All luciferase assays were performed a minimum of three times using separate preparations of primary cells each time. Each transfection or treatment was performed in quadruplicate for all experiments, with the exception of the COS cell transfections which were performed in triplicate. Real-time PCR analysis was performed using RNA from two separate preparations with treatments done in triplicate for each preparation. All luciferase reporter and expression data was analyzed by analysis of variance (ANOVA) followed by a Bonferroni post-test for multiple comparisons using GraphPad Prism, version 2.0 (GraphPad Software Inc., San Diego, CA). One representative experiment is shown for all luciferase and expression results.
We would like to thank Dr. B. de Crombrugghe (University of Texas, Houston, TX) for providing us with the 4X48-p89Luc reporter gene, pcDNA3-hSox9, and p309i(182X2)βgeoCol2a1. Also, we thank Dr. R. Davis (University of Massachusetts Medical School, Worcester, MA) for pcDNA3-p38α-Flag, Dr. J. Han (The Scripps Research Institute, La Jolla, CA) for pcDNA3-p38β2-Flag, and Dr. I. Skerjanc (University of Western Ontario) for pcDNA3-HA-MKK6E. The primary rat articular chondrocytes were provided by Dr. S. Bernier and C. Sequin (University of Western Ontario), and the C5.18 cells were a gift from Dr. J. Aubin (University of Toronto, Toronto, Ontario, Canada). We are grateful for the technical assistance provided by Matthew Cowan, Linsay Drysdale, and Julie Ruston.
A.D. Weston was supported by a doctoral fellowship from the Canadian Institutes of Health Research, and this research was funded by grants to T.M. Underhill from the Canadian Institutes of Health Research and the Canadian Arthritis Network.
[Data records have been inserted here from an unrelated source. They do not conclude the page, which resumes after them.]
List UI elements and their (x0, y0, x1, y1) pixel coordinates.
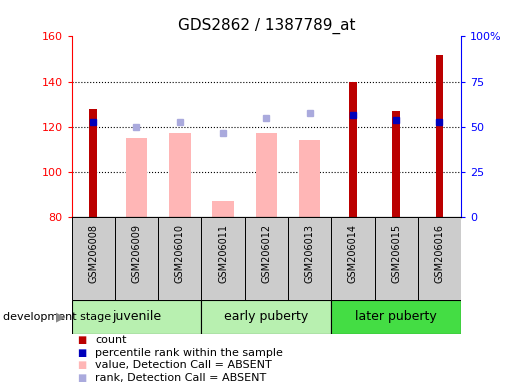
Text: GSM206014: GSM206014 (348, 223, 358, 283)
Bar (418, 217, 461, 300)
Text: GSM206013: GSM206013 (305, 223, 315, 283)
Bar (392, 111, 400, 217)
Text: ■: ■ (77, 373, 86, 383)
Text: GSM206011: GSM206011 (218, 223, 228, 283)
Bar (255, 134, 277, 217)
Text: ■: ■ (77, 335, 86, 345)
Text: GSM206015: GSM206015 (391, 223, 401, 283)
Text: GSM206016: GSM206016 (435, 223, 445, 283)
Text: value, Detection Call = ABSENT: value, Detection Call = ABSENT (95, 360, 272, 370)
Bar (201, 300, 331, 334)
Bar (331, 217, 375, 300)
Text: GSM206008: GSM206008 (88, 223, 98, 283)
Text: count: count (95, 335, 127, 345)
Bar (115, 217, 158, 300)
Text: GSM206010: GSM206010 (175, 223, 185, 283)
Bar (72, 300, 201, 334)
Bar (169, 134, 191, 217)
Bar (158, 217, 201, 300)
Text: GSM206012: GSM206012 (261, 223, 271, 283)
Text: ■: ■ (77, 360, 86, 370)
Text: rank, Detection Call = ABSENT: rank, Detection Call = ABSENT (95, 373, 267, 383)
Text: later puberty: later puberty (355, 310, 437, 323)
Text: ■: ■ (77, 348, 86, 358)
Bar (299, 140, 321, 217)
Text: ▶: ▶ (56, 310, 65, 323)
Bar (288, 217, 331, 300)
Bar (245, 217, 288, 300)
Bar (126, 138, 147, 217)
Title: GDS2862 / 1387789_at: GDS2862 / 1387789_at (178, 18, 355, 34)
Bar (201, 217, 245, 300)
Bar (349, 82, 357, 217)
Text: juvenile: juvenile (112, 310, 161, 323)
Bar (212, 201, 234, 217)
Bar (89, 109, 97, 217)
Text: early puberty: early puberty (224, 310, 308, 323)
Bar (72, 217, 115, 300)
Bar (436, 55, 444, 217)
Text: GSM206009: GSM206009 (131, 223, 142, 283)
Text: development stage: development stage (3, 312, 111, 322)
Text: percentile rank within the sample: percentile rank within the sample (95, 348, 283, 358)
Bar (375, 217, 418, 300)
Bar (331, 300, 461, 334)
Abbreviations used in this paper: ATF, activating transcription factor; CRE, cAMP response element; CREB, CRE binding element; EGFP, enhanced green fluorescent protein; HDAC, histone deacetylase; MAPK, mitogen-activated protein kinase; N-CoR, nuclear receptor corepressor; PKA, protein kinase A; RA, retinoic acid; RAR, RA receptor; RXR, retinoid-X receptor; TR, thyroid hormone receptor; TSA, trichostatin A.